Bir portrenin varlık nedeni, her şeyden önce, nitelikli bir kimlik tespit aracı olmasında saklıdır. Modern ya da geleneksel portre sanatında, temsili kimlikle modelin tipik ve biricik özellikleri mükemmel bir uyum sergilemeli; gerekirse modelin mesleğini, sınıfını, statüsünü, psikolojisini, bazen de inancını açık biçimde temsil etmelidir. 13. Louis’nin sert mizaçlı akıl hocası Kardinal Richelieu, Philippe de Champaigne’in elinde ölümsüz bir kimliğe kavuşmuştu. Leonardo’nun Mona Lisa’sı, parlak ve şaibeli kimliğiyle, şu an dünyanın en zengin kadını. El Feyyum mumya portreleri, iri gözler eşliğinde, uygarlığın en eski kimlik kartlarının sahibi. Courbet’nin, ilk selfie örneği sayılabilecek portresi, bugün, onun ölümsüz tek kimliği… Peki ama, gücünü insan yüzünden alan ve o yüze ölümsüzlük armağan eden portre, yüz’e karşı düzenlenen olası suikast girişimleri karşısında nasıl davranır? Bunun günümüz için cevabı açık bence: yüzünü kaybetmektense kimliğini kaybetmeyi tercih eder. Ve bir portrede, kimlik kaybıyla anonimleşen yüz, artık herkesin yüzüdür: savunmasız, kırılgan, hastalıklı, ifadesiz, distopik, pürüzlü, parçalanmış, plastik…

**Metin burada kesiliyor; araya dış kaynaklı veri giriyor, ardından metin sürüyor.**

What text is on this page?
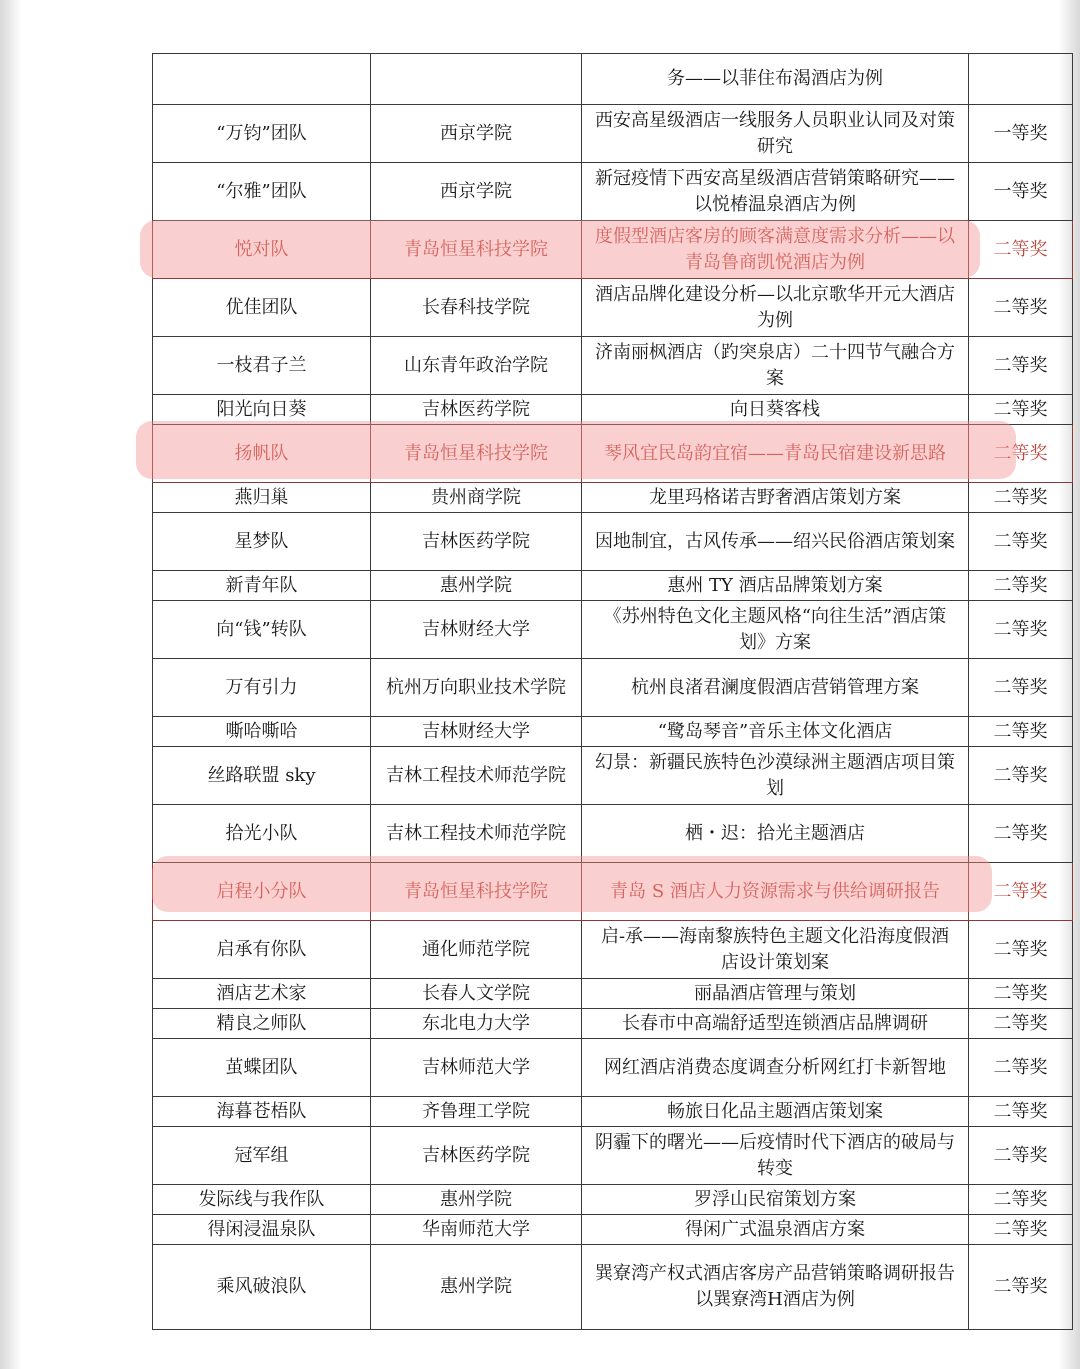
		务——以菲住布渴酒店为例	
“万钧”团队	西京学院	西安高星级酒店一线服务人员职业认同及对策研究	一等奖
“尔雅”团队	西京学院	新冠疫情下西安高星级酒店营销策略研究——以悦椿温泉酒店为例	一等奖
悦对队	青岛恒星科技学院	度假型酒店客房的顾客满意度需求分析——以青岛鲁商凯悦酒店为例	二等奖
优佳团队	长春科技学院	酒店品牌化建设分析—以北京歌华开元大酒店为例	二等奖
一枝君子兰	山东青年政治学院	济南丽枫酒店（趵突泉店）二十四节气融合方案	二等奖
阳光向日葵	吉林医药学院	向日葵客栈	二等奖
扬帆队	青岛恒星科技学院	琴风宜民岛韵宜宿——青岛民宿建设新思路	二等奖
燕归巢	贵州商学院	龙里玛格诺吉野奢酒店策划方案	二等奖
星梦队	吉林医药学院	因地制宜，古风传承——绍兴民俗酒店策划案	二等奖
新青年队	惠州学院	惠州 TY 酒店品牌策划方案	二等奖
向“钱”转队	吉林财经大学	《苏州特色文化主题风格“向往生活”酒店策划》方案	二等奖
万有引力	杭州万向职业技术学院	杭州良渚君澜度假酒店营销管理方案	二等奖
嘶哈嘶哈	吉林财经大学	“鹭岛琴音”音乐主体文化酒店	二等奖
丝路联盟 sky	吉林工程技术师范学院	幻景：新疆民族特色沙漠绿洲主题酒店项目策划	二等奖
拾光小队	吉林工程技术师范学院	栖・迟：拾光主题酒店	二等奖
启程小分队	青岛恒星科技学院	青岛 S 酒店人力资源需求与供给调研报告	二等奖
启承有你队	通化师范学院	启-承——海南黎族特色主题文化沿海度假酒店设计策划案	二等奖
酒店艺术家	长春人文学院	丽晶酒店管理与策划	二等奖
精良之师队	东北电力大学	长春市中高端舒适型连锁酒店品牌调研	二等奖
茧蝶团队	吉林师范大学	网红酒店消费态度调查分析网红打卡新智地	二等奖
海暮苍梧队	齐鲁理工学院	畅旅日化品主题酒店策划案	二等奖
冠军组	吉林医药学院	阴霾下的曙光——后疫情时代下酒店的破局与转变	二等奖
发际线与我作队	惠州学院	罗浮山民宿策划方案	二等奖
得闲浸温泉队	华南师范大学	得闲广式温泉酒店方案	二等奖
乘风破浪队	惠州学院	巽寮湾产权式酒店客房产品营销策略调研报告以巽寮湾H酒店为例	二等奖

Çağdaş sanatın parçalanmış yüzlere ait portreleri, uzun bir süredir Türk sanatçıların da ilgi odağı. Bacon’ı, Anselm Kiefer’i, Picasso’yu, Warhol’u, hatta Velazquez’i yeniden kutsayan bazı örnekler, ticari kaygıların yarattığı plastik etkilere maruzken; bazı isimlerin çabası, kesinlikle gelecek vaat ediyor. Bunlardan biri de, bana göre, Şahin Demir.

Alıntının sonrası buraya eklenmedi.